(Bloomberg) -- Indonesia’s government and central bank are running into policy limits as they try to stimulate Southeast Asia’s largest economy.
Authorities are predicting growth in 2020 will be the fastest in seven years despite lingering trade tensions between the U.S. and China and subdued global demand. Yet policy options to spur demand are limited: The central bank is already taking a more cautious approach after four interest rate cuts last year, while a revenue shortfall is pushing the budget deficit close to the legally mandated cap of 3% of gross domestic product.
“Fiscal stimulus as this point is more effective than adjustments in monetary policy, and the government needs to be more proactive,” said David Sumual, chief economist of PT Bank Central Asia in Jakarta. But the deficit ceiling “locks us into a soft pro-cyclical policy,” and even if the deficit were pushed to the limit this year it would only add 60 basis points to the growth rate, he said.
Economic growth has been hovering around the 5% mark for several years now.

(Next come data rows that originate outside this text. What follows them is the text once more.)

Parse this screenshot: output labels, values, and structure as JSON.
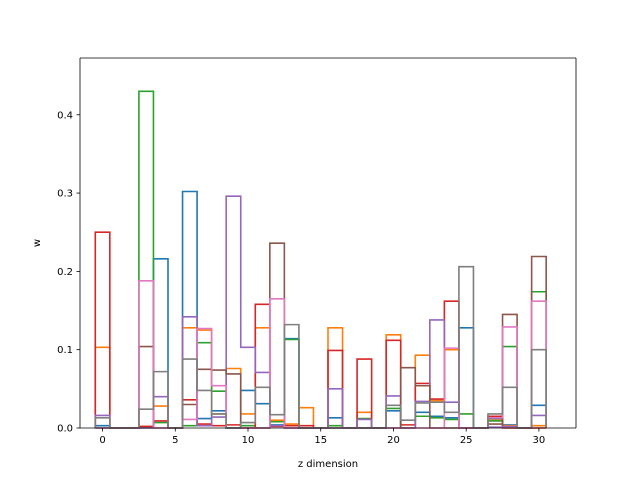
{
  "chart_data": {
    "type": "step-histogram",
    "xlabel": "z dimension",
    "ylabel": "w",
    "xlim": [
      -1.55,
      32.55
    ],
    "ylim": [
      0,
      0.4725
    ],
    "xticks": [
      0,
      5,
      10,
      15,
      20,
      25,
      30
    ],
    "yticks": [
      0.0,
      0.1,
      0.2,
      0.3,
      0.4
    ],
    "xtick_labels": [
      "0",
      "5",
      "10",
      "15",
      "20",
      "25",
      "30"
    ],
    "ytick_labels": [
      "0.0",
      "0.1",
      "0.2",
      "0.3",
      "0.4"
    ],
    "grid": false,
    "legend": "none",
    "bins": [
      0,
      1,
      2,
      3,
      4,
      5,
      6,
      7,
      8,
      9,
      10,
      11,
      12,
      13,
      14,
      15,
      16,
      17,
      18,
      19,
      20,
      21,
      22,
      23,
      24,
      25,
      26,
      27,
      28,
      29,
      30
    ],
    "series": [
      {
        "color": "#1f77b4",
        "values": [
          0.003,
          0,
          0,
          0.001,
          0.216,
          0,
          0.302,
          0.012,
          0.022,
          0,
          0.048,
          0.031,
          0.004,
          0.114,
          0,
          0,
          0.013,
          0,
          0,
          0,
          0.022,
          0,
          0.02,
          0.015,
          0.013,
          0.128,
          0,
          0.012,
          0.004,
          0,
          0.029
        ]
      },
      {
        "color": "#ff7f0e",
        "values": [
          0.103,
          0,
          0,
          0.002,
          0.028,
          0,
          0.128,
          0.125,
          0.018,
          0.076,
          0.018,
          0.128,
          0.01,
          0.005,
          0.026,
          0,
          0.128,
          0,
          0.02,
          0,
          0.119,
          0,
          0.093,
          0.035,
          0.1,
          0,
          0,
          0.01,
          0.003,
          0,
          0.003
        ]
      },
      {
        "color": "#2ca02c",
        "values": [
          0,
          0,
          0,
          0.43,
          0.007,
          0,
          0.003,
          0.109,
          0.047,
          0,
          0.003,
          0,
          0.008,
          0.113,
          0,
          0,
          0.003,
          0,
          0.012,
          0,
          0.025,
          0,
          0.015,
          0.013,
          0.011,
          0.018,
          0,
          0.009,
          0.104,
          0,
          0.174
        ]
      },
      {
        "color": "#d62728",
        "values": [
          0.25,
          0,
          0,
          0.002,
          0.009,
          0,
          0.036,
          0.005,
          0.003,
          0.004,
          0,
          0.158,
          0.002,
          0.003,
          0.003,
          0,
          0.099,
          0,
          0.088,
          0,
          0.112,
          0.004,
          0.057,
          0.037,
          0.162,
          0,
          0,
          0.015,
          0,
          0,
          0
        ]
      },
      {
        "color": "#9467bd",
        "values": [
          0.016,
          0,
          0,
          0,
          0.04,
          0,
          0.142,
          0.003,
          0.014,
          0.296,
          0.103,
          0.071,
          0.003,
          0,
          0,
          0,
          0.05,
          0,
          0.011,
          0,
          0.041,
          0,
          0.034,
          0.138,
          0.033,
          0,
          0,
          0.001,
          0.002,
          0,
          0.016
        ]
      },
      {
        "color": "#8c564b",
        "values": [
          0,
          0,
          0,
          0.104,
          0,
          0,
          0.03,
          0.075,
          0.074,
          0.069,
          0,
          0,
          0.236,
          0,
          0,
          0,
          0,
          0,
          0,
          0,
          0,
          0.077,
          0.054,
          0,
          0,
          0,
          0,
          0.005,
          0.145,
          0,
          0.219
        ]
      },
      {
        "color": "#e377c2",
        "values": [
          0,
          0,
          0,
          0.188,
          0,
          0,
          0.011,
          0.127,
          0.054,
          0,
          0,
          0,
          0.165,
          0,
          0,
          0,
          0,
          0,
          0,
          0,
          0,
          0,
          0,
          0,
          0.102,
          0,
          0,
          0.013,
          0.129,
          0,
          0.162
        ]
      },
      {
        "color": "#7f7f7f",
        "values": [
          0.013,
          0,
          0,
          0.024,
          0.072,
          0,
          0.088,
          0.048,
          0.018,
          0,
          0.007,
          0.052,
          0.017,
          0.132,
          0,
          0,
          0,
          0,
          0,
          0,
          0.029,
          0.01,
          0.032,
          0.033,
          0.02,
          0.206,
          0,
          0.018,
          0.052,
          0,
          0.1
        ]
      }
    ]
  }
}
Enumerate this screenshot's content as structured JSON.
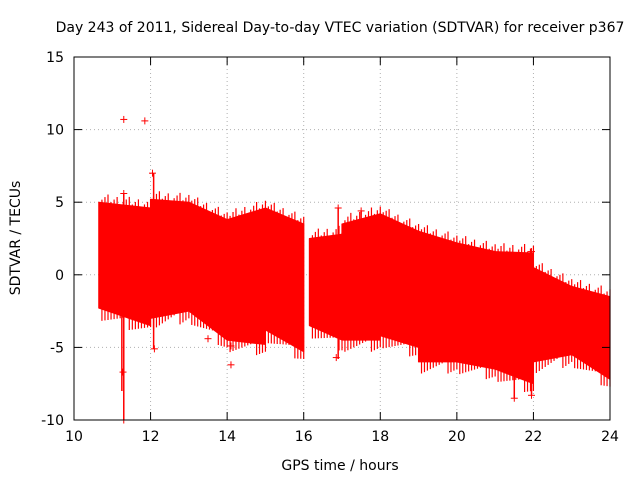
{
  "chart_data": {
    "type": "scatter",
    "title": "Day 243 of 2011, Sidereal Day-to-day VTEC variation (SDTVAR) for receiver p367",
    "xlabel": "GPS time / hours",
    "ylabel": "SDTVAR / TECUs",
    "xlim": [
      10,
      24
    ],
    "ylim": [
      -10,
      15
    ],
    "xticks": [
      10,
      12,
      14,
      16,
      18,
      20,
      22,
      24
    ],
    "yticks": [
      -10,
      -5,
      0,
      5,
      10,
      15
    ],
    "grid": true,
    "marker": "+",
    "series_color": "#ff0000",
    "band_segments": [
      {
        "x": [
          10.65,
          12.0
        ],
        "upper": [
          5.0,
          4.6
        ],
        "lower": [
          -2.3,
          -3.5
        ]
      },
      {
        "x": [
          12.0,
          13.0
        ],
        "upper": [
          5.2,
          5.0
        ],
        "lower": [
          -3.0,
          -2.5
        ]
      },
      {
        "x": [
          13.0,
          14.0
        ],
        "upper": [
          5.0,
          3.8
        ],
        "lower": [
          -2.5,
          -4.5
        ]
      },
      {
        "x": [
          14.0,
          15.0
        ],
        "upper": [
          3.8,
          4.6
        ],
        "lower": [
          -4.5,
          -4.8
        ]
      },
      {
        "x": [
          15.0,
          16.0
        ],
        "upper": [
          4.6,
          3.5
        ],
        "lower": [
          -3.8,
          -5.3
        ]
      },
      {
        "x": [
          16.15,
          17.0
        ],
        "upper": [
          2.5,
          2.8
        ],
        "lower": [
          -3.5,
          -4.5
        ]
      },
      {
        "x": [
          17.0,
          18.0
        ],
        "upper": [
          3.5,
          4.2
        ],
        "lower": [
          -4.5,
          -4.5
        ]
      },
      {
        "x": [
          18.0,
          19.0
        ],
        "upper": [
          4.2,
          3.0
        ],
        "lower": [
          -4.2,
          -5.0
        ]
      },
      {
        "x": [
          19.0,
          20.0
        ],
        "upper": [
          3.0,
          2.2
        ],
        "lower": [
          -6.0,
          -6.0
        ]
      },
      {
        "x": [
          20.0,
          21.0
        ],
        "upper": [
          2.2,
          1.6
        ],
        "lower": [
          -6.0,
          -6.5
        ]
      },
      {
        "x": [
          21.0,
          22.0
        ],
        "upper": [
          1.6,
          1.5
        ],
        "lower": [
          -6.5,
          -7.5
        ]
      },
      {
        "x": [
          22.0,
          23.0
        ],
        "upper": [
          0.5,
          -0.8
        ],
        "lower": [
          -6.0,
          -5.5
        ]
      },
      {
        "x": [
          23.0,
          24.0
        ],
        "upper": [
          -0.8,
          -1.5
        ],
        "lower": [
          -5.5,
          -7.2
        ]
      }
    ],
    "outliers": [
      {
        "x": 11.3,
        "y": 10.7
      },
      {
        "x": 11.85,
        "y": 10.6
      },
      {
        "x": 11.3,
        "y": 5.6
      },
      {
        "x": 11.3,
        "y": -10.0
      },
      {
        "x": 11.28,
        "y": -6.7
      },
      {
        "x": 12.05,
        "y": 7.0
      },
      {
        "x": 12.1,
        "y": -5.1
      },
      {
        "x": 13.5,
        "y": -4.4
      },
      {
        "x": 14.1,
        "y": -4.9
      },
      {
        "x": 14.1,
        "y": -6.2
      },
      {
        "x": 16.9,
        "y": 4.6
      },
      {
        "x": 17.5,
        "y": 4.4
      },
      {
        "x": 16.85,
        "y": -5.7
      },
      {
        "x": 21.5,
        "y": -8.5
      },
      {
        "x": 21.95,
        "y": -8.3
      },
      {
        "x": 21.95,
        "y": 1.6
      }
    ],
    "spikes": [
      {
        "x": 11.3,
        "y0": -10.0,
        "y1": 5.6
      },
      {
        "x": 11.25,
        "y0": -8.0,
        "y1": 4.0
      },
      {
        "x": 12.08,
        "y0": -5.1,
        "y1": 7.0
      },
      {
        "x": 16.9,
        "y0": -5.8,
        "y1": 4.6
      },
      {
        "x": 17.5,
        "y0": -3.0,
        "y1": 4.4
      },
      {
        "x": 21.5,
        "y0": -8.5,
        "y1": 1.0
      },
      {
        "x": 21.95,
        "y0": -8.3,
        "y1": 1.6
      }
    ]
  }
}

The government forecast 5.1% for 2019 -- down from an initial 5.3% -- and sees growth rebounding to as much as 5.6% this year.
To support the economy, the central bank cut interest rates by a total of 100 basis points in 2019. It has kept the benchmark rate unchanged at 5% at its past two meetings as the Federal Reserve signals a prolonged pause in U.S. rates.
For its part, the government has been widening the budget deficit and planning to front-load spending in the first quarter to support the economy. Last year’s deficit was projected to come in at about 2.2% of GDP amid a revenue shortfall. The government is targeting a deficit of 1.76% of GDP in 2020, but says it will be flexible on the target.
“On one hand we will continue to maintain prudent debt management, but at the same time we will also be supportive and flexible enough when the economy is under strong pressure coming from the global economy,” Finance Minister Sri Mulyani Indrawati said in November.
President Joko Widodo has held discussions with the cabinet about adjusting the deficit ceiling, but no immediate change is expected, according to the Finance Ministry.
Economists surveyed by Bloomberg expect the central bank to lower its benchmark rate to 4.75% this year. Inflation, which eased to 3% in November, is forecast to stay within the central bank’s new target of 2%-4%, while the economy is projected to grow about 5%.
“The monetary policy space looks limited,” said Charu Chanana, deputy head of Asia research at Continuum Economics in Singapore. “Fiscal easing is likely to be more effective to lift credit demand, and we see room for the Indonesian government to announce targeted measures despite the revenue and deficit ceiling constraints.”